Monday, November 19, 2012

Mom's Melt in Your Mouth Crescent Rolls

Crescent Rolls
I can't believe this one's not on here already. It has to be in my top five most made recipes. Thanksgiving and Christmas, these babies are the star of the table.

2 1/4 t yeast
1/4 c warm water

Mix and set aside.

1 c warm milk
1/2 c brown sugar
1/2 c oil
2 eggs, well beaten

Mix together, then add:

4 c flour
1 t salt
1/2 t baking soda

Beat together until light. Cover and let stand at least two hours, or overnight. Can be left overnight in the refrigerator so it doesn't get too yeasty tasting.

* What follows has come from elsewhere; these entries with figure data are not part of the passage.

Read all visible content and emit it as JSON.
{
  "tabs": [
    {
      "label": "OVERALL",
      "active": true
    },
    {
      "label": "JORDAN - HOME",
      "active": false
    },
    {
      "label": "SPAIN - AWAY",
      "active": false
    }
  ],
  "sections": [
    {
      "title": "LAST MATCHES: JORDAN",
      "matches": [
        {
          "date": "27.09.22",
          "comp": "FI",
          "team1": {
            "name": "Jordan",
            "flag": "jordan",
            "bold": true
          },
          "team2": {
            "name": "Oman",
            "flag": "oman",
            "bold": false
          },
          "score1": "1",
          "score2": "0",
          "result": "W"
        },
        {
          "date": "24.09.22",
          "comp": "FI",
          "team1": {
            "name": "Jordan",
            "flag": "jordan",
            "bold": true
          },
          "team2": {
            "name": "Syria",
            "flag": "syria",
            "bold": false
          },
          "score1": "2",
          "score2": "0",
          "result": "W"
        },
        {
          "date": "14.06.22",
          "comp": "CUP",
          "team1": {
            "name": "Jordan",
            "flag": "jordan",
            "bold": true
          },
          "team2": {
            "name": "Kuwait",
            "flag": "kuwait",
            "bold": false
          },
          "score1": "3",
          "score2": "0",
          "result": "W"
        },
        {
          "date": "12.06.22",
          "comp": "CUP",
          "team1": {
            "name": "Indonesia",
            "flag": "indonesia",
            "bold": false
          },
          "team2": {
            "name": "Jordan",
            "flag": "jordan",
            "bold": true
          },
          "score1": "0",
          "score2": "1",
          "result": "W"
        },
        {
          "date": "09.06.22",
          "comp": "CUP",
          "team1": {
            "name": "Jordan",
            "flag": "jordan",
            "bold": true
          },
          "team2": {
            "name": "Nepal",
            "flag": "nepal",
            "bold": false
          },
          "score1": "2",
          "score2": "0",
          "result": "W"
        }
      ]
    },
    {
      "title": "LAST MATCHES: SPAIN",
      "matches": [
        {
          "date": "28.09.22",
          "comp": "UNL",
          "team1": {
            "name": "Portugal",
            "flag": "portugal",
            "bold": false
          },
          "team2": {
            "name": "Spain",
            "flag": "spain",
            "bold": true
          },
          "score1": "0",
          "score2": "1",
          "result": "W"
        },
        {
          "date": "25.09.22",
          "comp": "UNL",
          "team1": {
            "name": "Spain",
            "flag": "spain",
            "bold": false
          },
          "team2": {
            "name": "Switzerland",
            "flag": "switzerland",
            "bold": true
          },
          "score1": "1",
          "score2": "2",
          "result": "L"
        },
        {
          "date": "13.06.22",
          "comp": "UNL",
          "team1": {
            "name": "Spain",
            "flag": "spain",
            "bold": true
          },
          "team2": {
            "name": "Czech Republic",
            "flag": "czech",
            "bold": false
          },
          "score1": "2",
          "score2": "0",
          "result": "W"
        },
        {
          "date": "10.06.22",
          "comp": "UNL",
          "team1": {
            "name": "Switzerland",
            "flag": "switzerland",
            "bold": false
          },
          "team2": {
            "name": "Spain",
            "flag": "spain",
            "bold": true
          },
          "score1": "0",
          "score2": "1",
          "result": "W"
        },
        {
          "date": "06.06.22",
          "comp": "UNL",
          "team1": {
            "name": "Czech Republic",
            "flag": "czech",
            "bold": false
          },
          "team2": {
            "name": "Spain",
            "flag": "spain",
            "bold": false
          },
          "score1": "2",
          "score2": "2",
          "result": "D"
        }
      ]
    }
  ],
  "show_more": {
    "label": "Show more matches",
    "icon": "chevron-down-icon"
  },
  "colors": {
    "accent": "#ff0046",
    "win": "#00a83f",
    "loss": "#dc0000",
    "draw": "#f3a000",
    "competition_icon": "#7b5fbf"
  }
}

The dough will look like this when it is fully risen. Poke a hole with one finger. The dough should not bounce back at all.
 When you pull it from the side of the bowl it should be bubbly and soft, but not stick to the side.
 When well risen, add enough flour to make the dough easy to handle, if it isn't already (1/4 to 1/2 cup). Divide into three parts, roll each into a circle and cut into 12 wedges. Spread melted butter on each wedge. Roll up, starting on the large end of the wedge and place on greased cookie sheets, one inch apart. Let rise at least 30 minutes. Bake at 350 for 10-12 minutes, or until golden brown. Eat at least one while it is piping hot.

Sunday, May 6, 2012

ANZAC Biscuits (Cookies)

A new Kiwi neighbor brought these over the other day in celebration of April 25th, ANZAC (Australia New Zealand Army Corps) Day, Australia and New Zealand's version of Memorial day. They were delicious.

ANZAC Biscuits
1 cup flour
1 cup sugar
1 cup oats
1 cup coconut
4 oz butter
1 tablespoon treacle (golden syrup) (I read that corn syrup could be used)
2-4 tablespoons boiling water
1 teaspoon baking soda

Grease cookie sheets (biscuit tray!) and preheat oven to 350 degrees.
Combine flour, sugar, oats and coconut. Melt together butter and golden syrup. Combine boiling water and baking soda and add to butter mixture. Mix butter mixture with water and baking soda mixture and add dry ingredients. Add extra hot water if dough is too dry.

Drop teaspoons of mixture onto tray, allowing room for spreading.

Bake for 10 to 15 minutes or until golden. Allow to cool on tray for a few minutes before transferring to cooling racks.